When Vin burned the 11th metal when first confronting the Lord Ruler in The Final Empire, she saw two men. I read the trilogy and I don't remember any reference of them later in The Well of Ascension or The Hero of Ages. Did I miss something? Or were those men Alendi and Rashek?
It's strongly implied that the Eleventh Metal works just like gold, and that both images are could-have-been visions of Rashek.
The "merchant" vision is the confusing one, naturally. It likely represents a Rashek that came out of the mountains and joined Alendi's wider society, and with his driven will, enjoyed success but possibly not happiness. The vision of him with Terris heritage embraced is much clearer, and notably happier; perhaps he lost his anger and prejudice at Alendi on this path, stayed a mountain guide, just lived as he knew. Regardless, both are what he might have become had he not taken Alendi's place and made himself Lord Ruler.
Confusion is compounded however, as when Vin uses the metal a second time, only one image is mentioned. There's also plenty of information in later books that highlight everyone's incomplete information about Allomancy, so it's possible this is incorrect. Vin herself is misinterpreting what's going on in front of her (thinking she can stab the "past" version of Rashek was not her brightest idea). The Eleventh Metal is eventually named malatium, an alloy of gold and atium. Being atium mixed, it is not a paired metal to gold like Vin thinks it is in this book, and since only pure atium is well understood, the merchant may well be a different figure altogether.
While it is true that the in the novel Vin assumes that it is an external version of Gold we are told later on in the series rather explicitly that this is not true. In fact, Gold and Atium are strange pairing in a number of different respects, not the least of which is that one uses the base metal to see the past while the other uses the base metal to see the future.
In fact, when Vin burns Malatium and looks at the Lord Ruler, what we see is the following.
And then she saw him. Another man, standing right beside the Lord Ruler. Where had he come from?
Initially, she sees only one man. If we assume that Malatium works like Atium, then this makes sense. Much as an individual only has one future when Atium is burned, an individual only has one past.
So, per your question that leaves the concern of where the second Malatium shadow enters into it?
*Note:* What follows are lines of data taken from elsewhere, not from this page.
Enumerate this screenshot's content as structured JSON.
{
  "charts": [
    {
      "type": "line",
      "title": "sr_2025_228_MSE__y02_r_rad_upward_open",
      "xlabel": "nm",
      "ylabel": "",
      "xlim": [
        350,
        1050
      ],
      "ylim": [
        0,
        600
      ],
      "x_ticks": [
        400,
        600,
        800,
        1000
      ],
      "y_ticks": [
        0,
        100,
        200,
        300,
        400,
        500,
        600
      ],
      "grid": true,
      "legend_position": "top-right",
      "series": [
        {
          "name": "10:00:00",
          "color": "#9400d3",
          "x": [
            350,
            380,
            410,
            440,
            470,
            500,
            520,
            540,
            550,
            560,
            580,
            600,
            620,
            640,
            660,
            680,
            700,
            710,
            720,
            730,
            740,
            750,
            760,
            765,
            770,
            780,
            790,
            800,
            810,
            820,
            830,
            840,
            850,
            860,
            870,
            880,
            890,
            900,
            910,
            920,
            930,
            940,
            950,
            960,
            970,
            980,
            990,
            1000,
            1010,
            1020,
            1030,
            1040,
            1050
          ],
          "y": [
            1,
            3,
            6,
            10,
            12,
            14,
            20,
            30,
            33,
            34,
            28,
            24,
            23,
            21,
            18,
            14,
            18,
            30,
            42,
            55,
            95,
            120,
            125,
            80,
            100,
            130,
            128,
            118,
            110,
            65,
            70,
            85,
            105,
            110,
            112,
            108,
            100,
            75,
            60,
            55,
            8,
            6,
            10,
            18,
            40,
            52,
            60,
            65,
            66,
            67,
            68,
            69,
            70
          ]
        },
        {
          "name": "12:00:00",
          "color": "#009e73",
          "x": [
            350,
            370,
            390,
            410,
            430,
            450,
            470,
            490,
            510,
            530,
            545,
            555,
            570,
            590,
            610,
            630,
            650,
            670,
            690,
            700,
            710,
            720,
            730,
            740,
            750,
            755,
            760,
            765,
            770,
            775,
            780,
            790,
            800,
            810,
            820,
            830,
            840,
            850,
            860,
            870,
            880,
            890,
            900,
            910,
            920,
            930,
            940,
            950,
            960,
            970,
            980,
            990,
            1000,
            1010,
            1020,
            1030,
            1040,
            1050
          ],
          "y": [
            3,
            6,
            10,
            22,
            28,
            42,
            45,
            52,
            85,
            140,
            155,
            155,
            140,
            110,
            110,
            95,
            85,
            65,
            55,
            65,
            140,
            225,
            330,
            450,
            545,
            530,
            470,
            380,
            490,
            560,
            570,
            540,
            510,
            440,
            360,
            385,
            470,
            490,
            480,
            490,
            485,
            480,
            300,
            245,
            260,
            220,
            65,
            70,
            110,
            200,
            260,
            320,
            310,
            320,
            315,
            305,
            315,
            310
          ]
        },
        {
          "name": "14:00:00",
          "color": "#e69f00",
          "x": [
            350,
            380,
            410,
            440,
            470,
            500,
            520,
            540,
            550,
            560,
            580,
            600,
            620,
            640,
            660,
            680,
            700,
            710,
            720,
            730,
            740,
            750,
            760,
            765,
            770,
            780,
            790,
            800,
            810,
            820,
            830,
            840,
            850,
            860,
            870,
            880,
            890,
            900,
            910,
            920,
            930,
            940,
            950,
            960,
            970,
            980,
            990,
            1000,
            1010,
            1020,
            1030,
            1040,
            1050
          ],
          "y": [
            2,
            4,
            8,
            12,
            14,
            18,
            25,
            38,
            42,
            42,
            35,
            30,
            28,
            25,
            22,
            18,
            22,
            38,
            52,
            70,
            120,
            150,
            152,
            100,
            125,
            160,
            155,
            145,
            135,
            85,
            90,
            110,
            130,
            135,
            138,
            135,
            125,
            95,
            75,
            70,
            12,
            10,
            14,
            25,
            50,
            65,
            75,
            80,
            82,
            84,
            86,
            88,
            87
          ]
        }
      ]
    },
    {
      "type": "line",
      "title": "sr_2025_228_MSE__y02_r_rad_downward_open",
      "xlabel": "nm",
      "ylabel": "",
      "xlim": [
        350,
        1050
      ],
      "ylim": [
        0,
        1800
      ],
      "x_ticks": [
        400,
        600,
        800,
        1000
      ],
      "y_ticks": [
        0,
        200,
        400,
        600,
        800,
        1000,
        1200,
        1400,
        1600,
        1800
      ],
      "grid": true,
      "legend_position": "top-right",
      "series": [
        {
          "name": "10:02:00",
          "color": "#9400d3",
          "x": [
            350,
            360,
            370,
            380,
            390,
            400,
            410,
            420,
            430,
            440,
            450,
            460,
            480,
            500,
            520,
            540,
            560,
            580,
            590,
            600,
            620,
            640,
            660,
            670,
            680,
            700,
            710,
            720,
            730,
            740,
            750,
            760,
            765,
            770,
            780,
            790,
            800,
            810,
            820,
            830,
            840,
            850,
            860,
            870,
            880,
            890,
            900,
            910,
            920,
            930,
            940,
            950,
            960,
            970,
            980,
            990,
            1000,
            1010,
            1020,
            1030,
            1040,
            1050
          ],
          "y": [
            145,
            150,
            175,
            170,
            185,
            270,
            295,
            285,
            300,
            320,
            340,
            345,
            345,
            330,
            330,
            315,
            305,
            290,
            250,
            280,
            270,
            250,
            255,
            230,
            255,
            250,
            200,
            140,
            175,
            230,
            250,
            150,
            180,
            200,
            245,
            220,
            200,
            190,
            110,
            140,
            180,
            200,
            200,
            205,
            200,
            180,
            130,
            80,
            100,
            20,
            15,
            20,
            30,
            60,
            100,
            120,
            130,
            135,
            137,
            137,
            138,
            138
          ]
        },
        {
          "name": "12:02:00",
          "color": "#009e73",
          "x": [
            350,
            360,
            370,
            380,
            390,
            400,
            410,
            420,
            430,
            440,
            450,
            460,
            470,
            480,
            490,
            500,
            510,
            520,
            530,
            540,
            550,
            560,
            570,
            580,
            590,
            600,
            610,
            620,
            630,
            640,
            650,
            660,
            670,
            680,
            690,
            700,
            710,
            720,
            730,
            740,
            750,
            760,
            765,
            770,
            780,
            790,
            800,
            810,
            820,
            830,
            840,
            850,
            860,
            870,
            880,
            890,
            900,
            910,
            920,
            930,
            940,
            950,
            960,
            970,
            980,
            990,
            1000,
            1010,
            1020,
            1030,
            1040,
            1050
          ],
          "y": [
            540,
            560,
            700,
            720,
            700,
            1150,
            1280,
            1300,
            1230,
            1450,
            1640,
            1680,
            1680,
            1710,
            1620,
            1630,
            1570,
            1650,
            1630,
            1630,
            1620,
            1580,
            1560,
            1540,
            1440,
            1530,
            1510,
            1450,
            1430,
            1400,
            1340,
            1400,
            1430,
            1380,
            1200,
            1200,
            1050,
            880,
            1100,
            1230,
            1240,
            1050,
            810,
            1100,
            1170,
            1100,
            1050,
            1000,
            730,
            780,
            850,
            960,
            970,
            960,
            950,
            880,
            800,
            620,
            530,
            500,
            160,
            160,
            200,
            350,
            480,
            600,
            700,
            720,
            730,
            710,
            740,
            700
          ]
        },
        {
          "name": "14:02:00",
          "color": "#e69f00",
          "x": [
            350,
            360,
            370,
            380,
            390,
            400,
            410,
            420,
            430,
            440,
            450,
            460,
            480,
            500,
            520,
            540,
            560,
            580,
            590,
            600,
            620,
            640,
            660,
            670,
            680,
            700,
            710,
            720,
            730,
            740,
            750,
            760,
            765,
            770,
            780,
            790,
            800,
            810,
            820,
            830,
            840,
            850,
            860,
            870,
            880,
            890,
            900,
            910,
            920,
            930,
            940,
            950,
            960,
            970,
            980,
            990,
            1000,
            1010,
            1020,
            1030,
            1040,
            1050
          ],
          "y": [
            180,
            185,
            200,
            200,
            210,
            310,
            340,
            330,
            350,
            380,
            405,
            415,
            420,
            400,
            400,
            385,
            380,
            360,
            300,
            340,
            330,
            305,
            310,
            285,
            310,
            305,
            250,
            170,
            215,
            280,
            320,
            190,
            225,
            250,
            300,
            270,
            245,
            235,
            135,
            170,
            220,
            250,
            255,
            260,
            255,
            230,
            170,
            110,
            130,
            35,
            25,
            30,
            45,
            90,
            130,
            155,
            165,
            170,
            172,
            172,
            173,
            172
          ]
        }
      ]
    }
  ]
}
If we look forward a couple paragraphs we see the context for this second figure. (I've added emphasis based on how I read and interpreted it.)
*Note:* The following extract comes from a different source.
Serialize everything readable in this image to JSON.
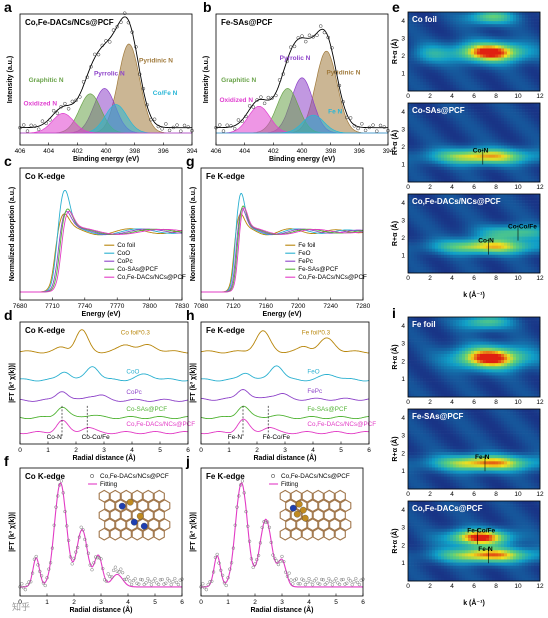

Vin turned to the side. There was another unfamiliar man beside her, a young nobleman.
Vin has turned to the side. Why would she need to do this before seeing a second image of the Lord Ruler and why would it appear next to her and not him? So, it doesn't make much sense that this second Malatium shadow is of the Lord Ruler. So why would she see a second Malatium shadow at all? Consider that when one burns Atium it allows one to see all the Atium shadows in one's field of vision (including the Atium shadows of people one is not looking at directly, as evidenced during various fight scenes in the later books).
So if not the Lord Ruler, who else could cast that Malatium shadow? Who would be close enough to cast a shadow beside her but not be directly in her field of vision? If we back up a few paragraphs we get an answer to that to.
The Inquisitor pinned her arms to her sides, however, and backward kicking did very little good.
There is an Inquisitor standing directly behind her. If he cast a Malatium shadow it would appear beside him which is beside and behind her. So if she turns her head in the proper direction, she would be able to see it even if she could not see the Inquisitor himself and it would for all reasonable purposes be described as "beside" her.
This would neatly explain why later on, she only sees one Malatium shadow. When she uses the metal against the Lord Ruler the second time, they are initially alone. This, of course, brings a new question into play. Why would Sanderson include such a detail if it wasn't meaningful to the book? Well, if you look at the way he writes, especially during the last book, in many ways his foreshadowings act much like clues in a mystery novel, slowly guiding us toward the conclusion. By giving out this tidbit about the Inquisitor's past, Sanderson clues us in to the Inquisitors' human origins before they are explicitly revealed.